L'aula Consiliare di palazzo Pretorio sede del Comune

Le dimissioni di Vittorio Tasso da consigliere comunale, anticipate ieri (venerdì 24 ottobre) da vivogubbio.com, al di là delle motivazioni che in questi casi sono solitamente sempre di carattere personale, familiare e professionale (salvo divergenze palesi che comunque un’eventuale intervista non chiarirebbe mai risultando perfettamente inutile), apre il problema della composizione del Consiglio Comunale.

Di quanti sono usciti eletti dalle urne nel 2024, non rimangono molti tra nomine per gli assessorati e dimissioni, che sono già due a distanza di poco più di un anno.

Vittorio Tasso, eletto con Gubbio Civica (100 preferenze), nella coalizione di destra che sostiene il sindaco Vittorio Fiorucci, e che lascia il posto a Viviana Ceccarini (79 voti), ha protocollato la sua rinuncia nella mattinata di venerdì 24 ottobre.

Ha fatto la stessa scelta di Alessia Tasso che si è dimessa il 30 maggio scorso, anche lei adducendo motivi personali, familiari e professionali sebbene l’uscita dai LeD che l’avevano candidata a sindaco e il passaggio nel Pd si era portato dietro scorie e polemiche.

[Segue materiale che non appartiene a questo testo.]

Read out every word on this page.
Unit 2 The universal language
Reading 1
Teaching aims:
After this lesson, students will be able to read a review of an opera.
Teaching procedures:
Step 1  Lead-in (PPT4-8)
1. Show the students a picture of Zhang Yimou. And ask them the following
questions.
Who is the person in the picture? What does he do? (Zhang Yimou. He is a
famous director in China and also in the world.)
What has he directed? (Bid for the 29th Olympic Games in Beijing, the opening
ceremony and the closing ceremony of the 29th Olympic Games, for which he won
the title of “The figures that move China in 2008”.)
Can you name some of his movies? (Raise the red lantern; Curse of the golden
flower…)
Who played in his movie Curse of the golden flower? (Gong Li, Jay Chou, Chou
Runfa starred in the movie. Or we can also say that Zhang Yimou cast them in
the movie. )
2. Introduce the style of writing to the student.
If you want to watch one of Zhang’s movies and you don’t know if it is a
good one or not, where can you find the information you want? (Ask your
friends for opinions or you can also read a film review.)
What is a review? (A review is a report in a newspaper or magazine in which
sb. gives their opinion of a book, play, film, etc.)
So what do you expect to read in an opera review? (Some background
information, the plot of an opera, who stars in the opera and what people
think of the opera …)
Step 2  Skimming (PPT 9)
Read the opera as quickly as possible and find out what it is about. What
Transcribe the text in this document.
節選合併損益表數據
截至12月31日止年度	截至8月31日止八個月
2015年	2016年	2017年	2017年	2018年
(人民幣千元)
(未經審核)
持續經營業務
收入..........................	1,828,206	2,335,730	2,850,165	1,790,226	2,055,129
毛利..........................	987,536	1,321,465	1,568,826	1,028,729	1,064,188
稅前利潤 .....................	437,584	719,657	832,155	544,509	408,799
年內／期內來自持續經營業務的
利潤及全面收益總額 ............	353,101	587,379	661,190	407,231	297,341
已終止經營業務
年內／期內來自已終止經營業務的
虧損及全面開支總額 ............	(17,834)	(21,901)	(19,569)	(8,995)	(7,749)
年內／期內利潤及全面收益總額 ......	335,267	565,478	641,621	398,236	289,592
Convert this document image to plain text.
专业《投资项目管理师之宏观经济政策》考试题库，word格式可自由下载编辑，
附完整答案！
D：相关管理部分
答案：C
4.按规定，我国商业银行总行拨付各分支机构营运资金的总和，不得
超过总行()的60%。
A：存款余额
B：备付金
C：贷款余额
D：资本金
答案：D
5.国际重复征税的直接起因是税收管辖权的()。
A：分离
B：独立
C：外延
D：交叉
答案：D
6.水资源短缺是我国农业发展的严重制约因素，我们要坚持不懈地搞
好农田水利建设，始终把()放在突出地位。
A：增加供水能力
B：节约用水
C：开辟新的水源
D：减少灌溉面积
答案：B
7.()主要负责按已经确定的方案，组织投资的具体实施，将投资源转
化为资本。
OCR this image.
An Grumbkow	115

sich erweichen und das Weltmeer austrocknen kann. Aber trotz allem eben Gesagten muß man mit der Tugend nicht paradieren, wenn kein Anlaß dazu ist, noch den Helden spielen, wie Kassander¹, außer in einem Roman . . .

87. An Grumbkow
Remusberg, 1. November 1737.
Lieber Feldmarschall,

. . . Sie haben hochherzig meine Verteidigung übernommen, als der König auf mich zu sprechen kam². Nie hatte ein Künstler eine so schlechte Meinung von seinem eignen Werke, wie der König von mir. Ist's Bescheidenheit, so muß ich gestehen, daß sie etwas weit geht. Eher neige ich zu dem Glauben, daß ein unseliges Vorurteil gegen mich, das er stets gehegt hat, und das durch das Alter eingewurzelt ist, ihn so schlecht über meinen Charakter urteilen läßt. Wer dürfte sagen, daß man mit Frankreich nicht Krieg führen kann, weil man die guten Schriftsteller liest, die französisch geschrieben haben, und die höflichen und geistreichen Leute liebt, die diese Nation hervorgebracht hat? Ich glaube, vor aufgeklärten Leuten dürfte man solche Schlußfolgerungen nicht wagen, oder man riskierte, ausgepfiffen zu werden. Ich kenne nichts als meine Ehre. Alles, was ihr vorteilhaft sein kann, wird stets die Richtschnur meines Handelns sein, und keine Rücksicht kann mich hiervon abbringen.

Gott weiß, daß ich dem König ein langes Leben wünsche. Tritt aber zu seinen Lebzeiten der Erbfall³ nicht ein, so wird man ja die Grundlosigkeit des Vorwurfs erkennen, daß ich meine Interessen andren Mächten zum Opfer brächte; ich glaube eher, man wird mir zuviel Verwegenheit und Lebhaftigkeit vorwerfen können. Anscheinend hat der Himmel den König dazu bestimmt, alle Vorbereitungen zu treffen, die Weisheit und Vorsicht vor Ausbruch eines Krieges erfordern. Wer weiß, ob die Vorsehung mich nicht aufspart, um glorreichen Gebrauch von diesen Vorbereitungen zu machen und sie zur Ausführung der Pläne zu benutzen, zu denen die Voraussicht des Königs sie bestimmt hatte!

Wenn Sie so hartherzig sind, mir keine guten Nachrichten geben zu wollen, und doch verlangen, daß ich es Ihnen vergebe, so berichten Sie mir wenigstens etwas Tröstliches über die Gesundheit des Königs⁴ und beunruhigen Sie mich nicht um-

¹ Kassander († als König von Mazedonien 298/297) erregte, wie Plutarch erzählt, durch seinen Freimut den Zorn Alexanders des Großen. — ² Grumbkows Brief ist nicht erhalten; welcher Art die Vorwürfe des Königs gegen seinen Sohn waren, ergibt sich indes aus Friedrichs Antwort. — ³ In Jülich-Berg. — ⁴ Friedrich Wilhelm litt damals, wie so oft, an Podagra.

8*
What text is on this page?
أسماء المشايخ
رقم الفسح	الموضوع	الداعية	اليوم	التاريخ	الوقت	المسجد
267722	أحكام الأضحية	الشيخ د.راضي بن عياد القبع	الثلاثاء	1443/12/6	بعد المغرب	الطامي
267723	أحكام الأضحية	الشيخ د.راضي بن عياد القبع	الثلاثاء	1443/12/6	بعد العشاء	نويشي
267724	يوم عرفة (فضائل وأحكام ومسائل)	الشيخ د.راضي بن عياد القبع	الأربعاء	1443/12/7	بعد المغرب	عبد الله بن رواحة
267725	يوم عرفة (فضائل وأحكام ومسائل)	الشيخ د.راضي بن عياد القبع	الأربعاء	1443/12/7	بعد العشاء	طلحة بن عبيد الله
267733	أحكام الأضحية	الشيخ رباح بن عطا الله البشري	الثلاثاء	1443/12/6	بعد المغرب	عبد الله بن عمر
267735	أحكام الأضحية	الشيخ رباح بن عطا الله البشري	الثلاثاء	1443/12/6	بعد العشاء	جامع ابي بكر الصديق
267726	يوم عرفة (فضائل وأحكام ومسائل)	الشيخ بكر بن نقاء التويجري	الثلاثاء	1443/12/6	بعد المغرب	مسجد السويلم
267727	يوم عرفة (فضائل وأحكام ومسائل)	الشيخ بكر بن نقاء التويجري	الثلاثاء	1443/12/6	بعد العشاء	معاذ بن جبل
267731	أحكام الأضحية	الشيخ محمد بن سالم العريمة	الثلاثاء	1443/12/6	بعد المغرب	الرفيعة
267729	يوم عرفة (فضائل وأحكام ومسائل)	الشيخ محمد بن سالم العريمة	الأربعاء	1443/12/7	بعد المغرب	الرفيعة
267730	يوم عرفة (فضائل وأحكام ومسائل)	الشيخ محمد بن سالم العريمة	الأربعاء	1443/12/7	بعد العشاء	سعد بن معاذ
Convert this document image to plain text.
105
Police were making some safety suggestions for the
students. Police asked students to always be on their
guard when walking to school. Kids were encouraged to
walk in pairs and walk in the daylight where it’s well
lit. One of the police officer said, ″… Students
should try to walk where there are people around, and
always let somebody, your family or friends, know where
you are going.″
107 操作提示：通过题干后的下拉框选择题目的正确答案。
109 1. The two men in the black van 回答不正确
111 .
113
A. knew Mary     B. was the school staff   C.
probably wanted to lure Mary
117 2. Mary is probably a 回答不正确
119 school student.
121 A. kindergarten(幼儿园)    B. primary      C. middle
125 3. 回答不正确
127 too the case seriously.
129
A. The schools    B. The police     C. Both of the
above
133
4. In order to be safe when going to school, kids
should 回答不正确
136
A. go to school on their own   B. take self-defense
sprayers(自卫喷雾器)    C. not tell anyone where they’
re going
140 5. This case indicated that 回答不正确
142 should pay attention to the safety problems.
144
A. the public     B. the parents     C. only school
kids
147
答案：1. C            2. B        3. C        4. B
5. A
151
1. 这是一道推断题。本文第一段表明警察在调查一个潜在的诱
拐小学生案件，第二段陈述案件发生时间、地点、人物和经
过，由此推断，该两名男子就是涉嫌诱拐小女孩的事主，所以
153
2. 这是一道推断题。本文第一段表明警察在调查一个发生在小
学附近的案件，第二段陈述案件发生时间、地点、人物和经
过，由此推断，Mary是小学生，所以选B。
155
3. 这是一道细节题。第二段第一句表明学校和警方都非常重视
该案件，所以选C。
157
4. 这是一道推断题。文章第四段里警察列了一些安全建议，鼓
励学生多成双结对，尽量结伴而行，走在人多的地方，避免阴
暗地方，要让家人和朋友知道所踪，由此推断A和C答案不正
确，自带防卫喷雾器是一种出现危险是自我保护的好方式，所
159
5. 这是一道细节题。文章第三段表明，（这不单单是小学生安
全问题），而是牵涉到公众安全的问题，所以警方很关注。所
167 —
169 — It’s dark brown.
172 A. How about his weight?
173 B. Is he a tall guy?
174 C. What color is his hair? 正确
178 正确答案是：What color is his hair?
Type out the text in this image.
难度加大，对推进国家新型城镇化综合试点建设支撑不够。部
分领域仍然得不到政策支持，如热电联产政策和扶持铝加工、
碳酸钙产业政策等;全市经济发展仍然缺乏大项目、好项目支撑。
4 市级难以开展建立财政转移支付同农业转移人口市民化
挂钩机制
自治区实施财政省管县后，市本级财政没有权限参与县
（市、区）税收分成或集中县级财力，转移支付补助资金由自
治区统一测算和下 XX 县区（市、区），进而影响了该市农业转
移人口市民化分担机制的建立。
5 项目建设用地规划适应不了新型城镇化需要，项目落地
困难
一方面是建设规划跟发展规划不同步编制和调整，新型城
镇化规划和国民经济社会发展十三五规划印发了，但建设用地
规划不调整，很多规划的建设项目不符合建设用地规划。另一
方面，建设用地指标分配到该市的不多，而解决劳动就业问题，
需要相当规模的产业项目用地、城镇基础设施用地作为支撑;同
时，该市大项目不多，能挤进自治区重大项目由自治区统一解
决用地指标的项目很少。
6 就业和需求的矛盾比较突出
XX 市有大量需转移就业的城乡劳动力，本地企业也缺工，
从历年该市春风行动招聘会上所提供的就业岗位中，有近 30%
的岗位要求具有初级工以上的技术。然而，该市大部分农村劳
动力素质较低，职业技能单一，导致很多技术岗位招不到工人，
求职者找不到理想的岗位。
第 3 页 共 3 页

Segno evidente che l’assise consiliare viene vista soltanto come un trampolino di lancio per chi ambisce a fare l’assessore, compreso qualche giovane rampante in cerca di gloria, oppure per passare un po’ di tempo. La stragrande maggioranza di chi si candida lo fa sostanzialmente per non dire no a qualche amico che glielo chiede. Spesso le candidature sono per rimpire le liste e si inseriscono pià candidati legati da parentela anche stretta.

Per questo il Consiglio Comunale, soprassedendo sulla qualità delle sedute e sull’esito delle istanze presentate che restano promesse irrealizzate, ha un peso sempre meno incisivo e sostanzialmente anacronistico rappresentando un costo e un modo per sognare una carriera politica facendone un lavoro.